July 31, 2003

Terrified of Bad PR

Friend and economist Kyle Hampton explains why the now-scrapped terrorism futures market would've worked.

Update: Megan McArdle raises an interesting point that a monetary investment in a predicted terrorist outcome might discourage bettors from providing high-quality tips to law enforcement agencies. The idea is that tipping off the feds could cause the tipper to lose money in the futures market if the authorities effectively prevent the attack. Hmmm. On the other hand, couldn't the tipper just sell short while placing the phone call?

Posted by Marie Gryphon on July 31, 2003
Comments

This describes why I think the idea wouldn't have worked. Or more specifically, why I don't think a functional "terrorism market" would look anything like a real market.

Posted by: Tim on July 31, 2003 10:33 PM

Oops, the URL I was trying to post is:

http://binarybits.livejournal.com/67977.html

Posted by: on August 1, 2003 12:14 AM

Some good points, Tim.

I have a vague conceptual issue with the idea of creating a market for some purpose other than making money.
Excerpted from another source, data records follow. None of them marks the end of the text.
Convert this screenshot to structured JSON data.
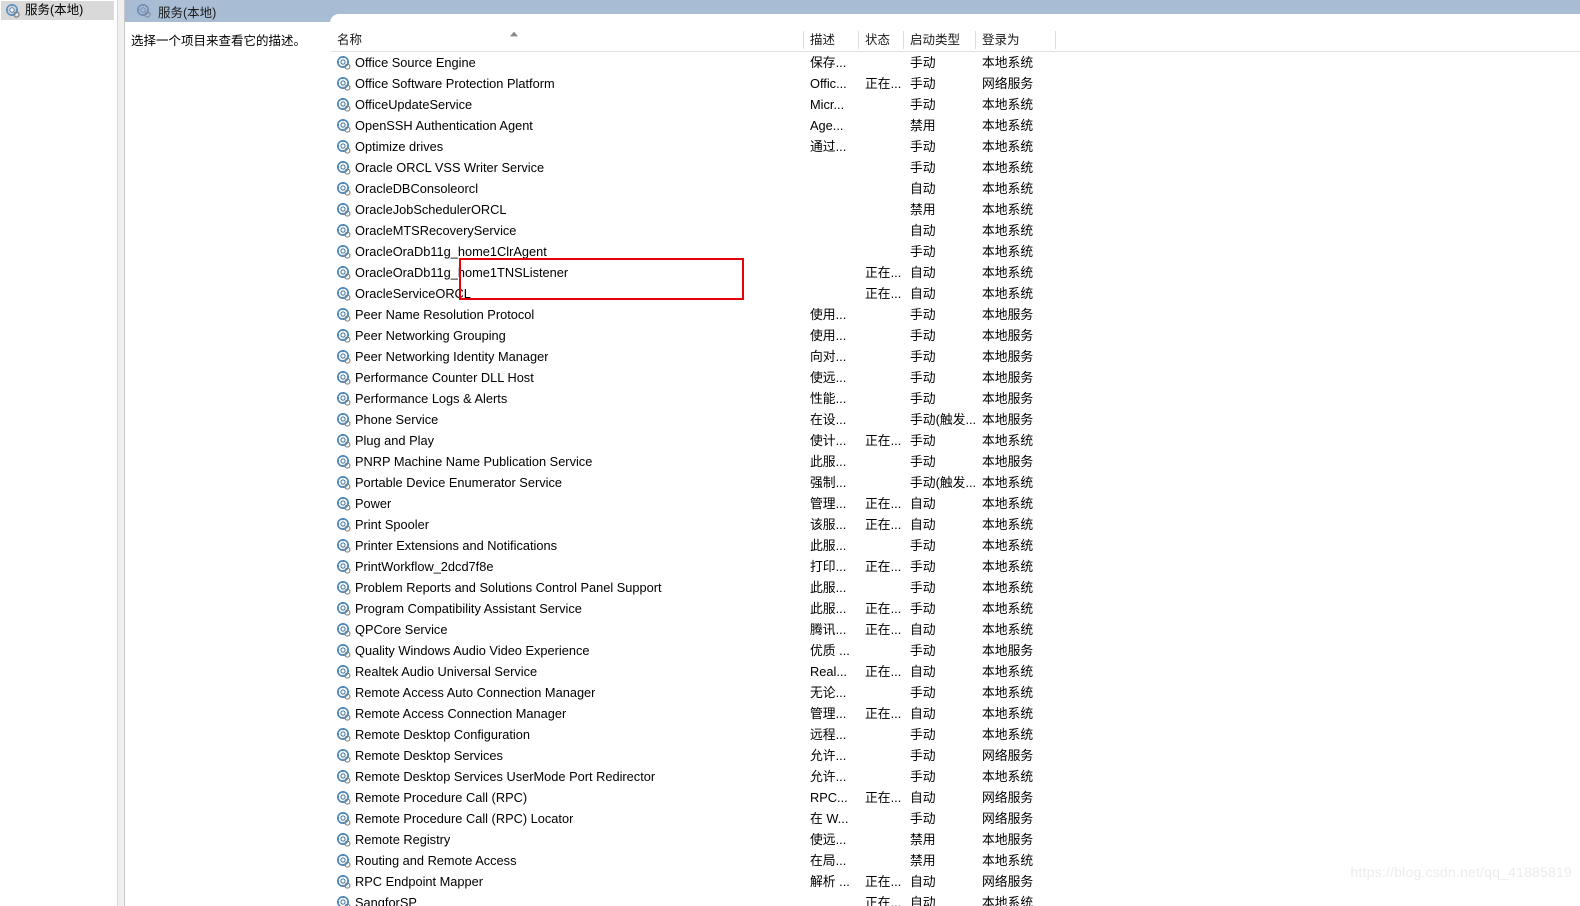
{
  "window": {
    "tree_root_label": "服务(本地)",
    "pane_title": "服务(本地)",
    "description_hint": "选择一个项目来查看它的描述。",
    "tree_icon": "services-gear-icon",
    "title_icon": "services-gear-icon"
  },
  "columns": {
    "name": "名称",
    "description": "描述",
    "status": "状态",
    "startup_type": "启动类型",
    "log_on_as": "登录为",
    "sort_indicator": "▲",
    "sort_column": "名称",
    "sort_direction": "ascending"
  },
  "colors": {
    "header_band": "#a8bcd4",
    "tree_selection": "#d9d9d9",
    "annotation_red": "#e8000d",
    "watermark": "#ececec",
    "list_background": "#ffffff"
  },
  "annotation": {
    "type": "red-rectangle",
    "highlighted_services": [
      "OracleOraDb11g_home1TNSListener",
      "OracleServiceORCL"
    ]
  },
  "watermark": "https://blog.csdn.net/qq_41885819",
  "services": [
    {
      "name": "Office  Source Engine",
      "description": "保存...",
      "status": "",
      "startup": "手动",
      "logon": "本地系统"
    },
    {
      "name": "Office Software Protection Platform",
      "description": "Offic...",
      "status": "正在...",
      "startup": "手动",
      "logon": "网络服务"
    },
    {
      "name": "OfficeUpdateService",
      "description": "Micr...",
      "status": "",
      "startup": "手动",
      "logon": "本地系统"
    },
    {
      "name": "OpenSSH Authentication Agent",
      "description": "Age...",
      "status": "",
      "startup": "禁用",
      "logon": "本地系统"
    },
    {
      "name": "Optimize drives",
      "description": "通过...",
      "status": "",
      "startup": "手动",
      "logon": "本地系统"
    },
    {
      "name": "Oracle ORCL VSS Writer Service",
      "description": "",
      "status": "",
      "startup": "手动",
      "logon": "本地系统"
    },
    {
      "name": "OracleDBConsoleorcl",
      "description": "",
      "status": "",
      "startup": "自动",
      "logon": "本地系统"
    },
    {
      "name": "OracleJobSchedulerORCL",
      "description": "",
      "status": "",
      "startup": "禁用",
      "logon": "本地系统"
    },
    {
      "name": "OracleMTSRecoveryService",
      "description": "",
      "status": "",
      "startup": "自动",
      "logon": "本地系统"
    },
    {
      "name": "OracleOraDb11g_home1ClrAgent",
      "description": "",
      "status": "",
      "startup": "手动",
      "logon": "本地系统"
    },
    {
      "name": "OracleOraDb11g_home1TNSListener",
      "description": "",
      "status": "正在...",
      "startup": "自动",
      "logon": "本地系统"
    },
    {
      "name": "OracleServiceORCL",
      "description": "",
      "status": "正在...",
      "startup": "自动",
      "logon": "本地系统"
    },
    {
      "name": "Peer Name Resolution Protocol",
      "description": "使用...",
      "status": "",
      "startup": "手动",
      "logon": "本地服务"
    },
    {
      "name": "Peer Networking Grouping",
      "description": "使用...",
      "status": "",
      "startup": "手动",
      "logon": "本地服务"
    },
    {
      "name": "Peer Networking Identity Manager",
      "description": "向对...",
      "status": "",
      "startup": "手动",
      "logon": "本地服务"
    },
    {
      "name": "Performance Counter DLL Host",
      "description": "使远...",
      "status": "",
      "startup": "手动",
      "logon": "本地服务"
    },
    {
      "name": "Performance Logs & Alerts",
      "description": "性能...",
      "status": "",
      "startup": "手动",
      "logon": "本地服务"
    },
    {
      "name": "Phone Service",
      "description": "在设...",
      "status": "",
      "startup": "手动(触发...",
      "logon": "本地服务"
    },
    {
      "name": "Plug and Play",
      "description": "使计...",
      "status": "正在...",
      "startup": "手动",
      "logon": "本地系统"
    },
    {
      "name": "PNRP Machine Name Publication Service",
      "description": "此服...",
      "status": "",
      "startup": "手动",
      "logon": "本地服务"
    },
    {
      "name": "Portable Device Enumerator Service",
      "description": "强制...",
      "status": "",
      "startup": "手动(触发...",
      "logon": "本地系统"
    },
    {
      "name": "Power",
      "description": "管理...",
      "status": "正在...",
      "startup": "自动",
      "logon": "本地系统"
    },
    {
      "name": "Print Spooler",
      "description": "该服...",
      "status": "正在...",
      "startup": "自动",
      "logon": "本地系统"
    },
    {
      "name": "Printer Extensions and Notifications",
      "description": "此服...",
      "status": "",
      "startup": "手动",
      "logon": "本地系统"
    },
    {
      "name": "PrintWorkflow_2dcd7f8e",
      "description": "打印...",
      "status": "正在...",
      "startup": "手动",
      "logon": "本地系统"
    },
    {
      "name": "Problem Reports and Solutions Control Panel Support",
      "description": "此服...",
      "status": "",
      "startup": "手动",
      "logon": "本地系统"
    },
    {
      "name": "Program Compatibility Assistant Service",
      "description": "此服...",
      "status": "正在...",
      "startup": "手动",
      "logon": "本地系统"
    },
    {
      "name": "QPCore Service",
      "description": "腾讯...",
      "status": "正在...",
      "startup": "自动",
      "logon": "本地系统"
    },
    {
      "name": "Quality Windows Audio Video Experience",
      "description": "优质 ...",
      "status": "",
      "startup": "手动",
      "logon": "本地服务"
    },
    {
      "name": "Realtek Audio Universal Service",
      "description": "Real...",
      "status": "正在...",
      "startup": "自动",
      "logon": "本地系统"
    },
    {
      "name": "Remote Access Auto Connection Manager",
      "description": "无论...",
      "status": "",
      "startup": "手动",
      "logon": "本地系统"
    },
    {
      "name": "Remote Access Connection Manager",
      "description": "管理...",
      "status": "正在...",
      "startup": "自动",
      "logon": "本地系统"
    },
    {
      "name": "Remote Desktop Configuration",
      "description": "远程...",
      "status": "",
      "startup": "手动",
      "logon": "本地系统"
    },
    {
      "name": "Remote Desktop Services",
      "description": "允许...",
      "status": "",
      "startup": "手动",
      "logon": "网络服务"
    },
    {
      "name": "Remote Desktop Services UserMode Port Redirector",
      "description": "允许...",
      "status": "",
      "startup": "手动",
      "logon": "本地系统"
    },
    {
      "name": "Remote Procedure Call (RPC)",
      "description": "RPC...",
      "status": "正在...",
      "startup": "自动",
      "logon": "网络服务"
    },
    {
      "name": "Remote Procedure Call (RPC) Locator",
      "description": "在 W...",
      "status": "",
      "startup": "手动",
      "logon": "网络服务"
    },
    {
      "name": "Remote Registry",
      "description": "使远...",
      "status": "",
      "startup": "禁用",
      "logon": "本地服务"
    },
    {
      "name": "Routing and Remote Access",
      "description": "在局...",
      "status": "",
      "startup": "禁用",
      "logon": "本地系统"
    },
    {
      "name": "RPC Endpoint Mapper",
      "description": "解析 ...",
      "status": "正在...",
      "startup": "自动",
      "logon": "网络服务"
    },
    {
      "name": "SangforSP",
      "description": "",
      "status": "正在...",
      "startup": "自动",
      "logon": "本地系统"
    }
  ]
}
Although some investors in this market would make money, the people running it would have an entirely different motive. That, plus the usual distortions of political control, would seem likely to result in a terrorism futures market that wasn't structured or managed efficiently.

Posted by: Marie on August 1, 2003 9:52 AM

There is an existing terrorism futures market in America. Every property or liability insurance policyholder currently either must accept or reject a terrorism rider on his/her policy for a percentage of additional premium. This isn't betting in the speculative sense because the policyholders all have more to lose than their premium dollars, but taken in the aggregate (perhaps by zip code or type of business) it may offer some good predictive value.